Column: Can't somebody speed up the game of baseball?

That didn't last long.

A day after basking in the glow of the most watched All-Star Home Run Derby in nearly a decade, reality intruded on baseball. Though fans still seems to dig the long ball, they don't seem too keen about the game itself.

That's a real problem for the sport, though it's hard to blame fans for not tuning in for the All-Star Game. Those in Miami were so disinterested themselves that there were empty seats visible around the ballpark even as the game was tied 1-1 in the late innings.

Baseball should be thriving this season, coming off a historic World Series last year that captivated the country. Marquee teams like the Yankees and Dodgers are playing well and there's an intriguing new crop of sluggers led by Home Run Derby star Aaron Judge that offer some appeal.

New ballparks are bringing in money with cushy $1,000 seats behind home plate.

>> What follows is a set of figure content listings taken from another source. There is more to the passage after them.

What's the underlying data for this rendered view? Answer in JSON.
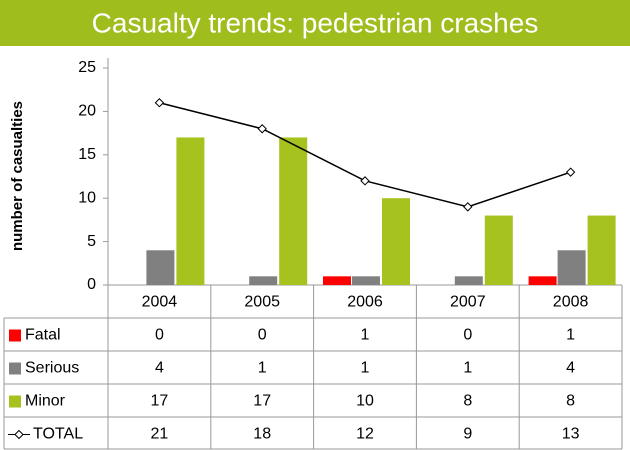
{
  "chart_data": {
    "type": "bar",
    "title": "Casualty trends: pedestrian crashes",
    "y_label": "number of casualties",
    "categories": [
      "2004",
      "2005",
      "2006",
      "2007",
      "2008"
    ],
    "series": [
      {
        "name": "Fatal",
        "color": "#ff0000",
        "values": [
          0,
          0,
          1,
          0,
          1
        ]
      },
      {
        "name": "Serious",
        "color": "#808080",
        "values": [
          4,
          1,
          1,
          1,
          4
        ]
      },
      {
        "name": "Minor",
        "color": "#a6c21e",
        "values": [
          17,
          17,
          10,
          8,
          8
        ]
      },
      {
        "name": "TOTAL",
        "color": "#000000",
        "type": "line",
        "values": [
          21,
          18,
          12,
          9,
          13
        ]
      }
    ],
    "ylim": [
      0,
      25
    ],
    "yticks": [
      0,
      5,
      10,
      15,
      20,
      25
    ]
  }
}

Television rights deals are still in a bubble, and owners have to be salivating over skyrocketing valuations that mean even a team like the Marlins can bring more than $1 billion on the open market.

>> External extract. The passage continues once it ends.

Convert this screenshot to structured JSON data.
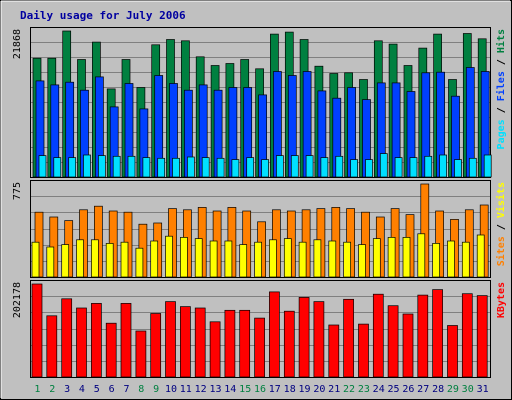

Take a closer look, though, and there's trouble ahead.

An All-Star Game that used to be must-see TV struggled again to draw eyeballs, even with no real competition from any other sports. The game drew half the audience of All-Star Games 20 years ago, and a quarter of the viewers from 20 years before that.

The reasons are varied, and not hard to find. Interleague play has taken the mystique off the All-Star Game, baseball doesn't manufacture stars like other sports and the game itself is becoming one-dimensional with many of its subtleties fading away.

Mostly, though, it's because baseball is simply too slow for today's limited-attention viewers. They're finding better things to do than watch endless pitching changes, long replay challenge delays and games that always seem to revolve around home runs or strikeouts.

Commissioner Rob Manfred admitted as much in a meeting with baseball writers before Tuesday's game.

''There have been dramatic changes in the game, the way the game's taught, the way the game is played at the big league level,'' Manfred said. ''There is a dramatically increased tolerance for strikeouts by offensive players. There's much, much more emphasis on the home run as the principal offensive tool in the game. There's a dramatic increase in the use of relief pitchers, even to the point of kind of a rotating bottom of the roster between Triple-A and who's in the big leagues.''

What Manfred didn't do was offer a plan to keep fans more involved. And that's crucial at a time when nine-inning games are averaging 3 hours, 5 minutes, up a whopping 9 minutes from just two years ago.

Contrast that with the NBA, which moved Wednesday to speed up its own games. Concerned that the last few minutes of games were choppy, the owners eliminated two late timeouts to make the flow go more smoothly.

It's not all Manfred's fault, when the knee-jerk reaction from the players' union is to fight any change proposed by owners. Players grudgingly gave a small concession in allowing intentional walks with no pitches this season but have resisted most proposals to speed up the game.

But if the NBA can eliminate some timeouts, there's no reason baseball - which long ago quit worrying about saving traditions - can't move more quickly to make the game more watchable, especially among the attention-challenged younger generations that aren't embracing it.

''Other sports have been more aggressive about managing what's going on on the field in terms of what their game looks like than we have been, and I'm certainly open to the idea that we should take a more aggressive posture,'' Manfred said.

That likely means pitch clocks next season, something that can be implemented unilaterally after giving the union a season's notice. But there should also be limits on pitching changes, visits to the mound and replay challenges that seem to take forever.

While they're at it, a strike should be where it was originally intended to be - between the knees and the letters.

None of that is going to make baseball the dominant game in the land once more. That ship has sailed, with football and even basketball surpassing the nation's former pastime.

But it's a start, and it might be enough to entice a few more people to give the game a chance.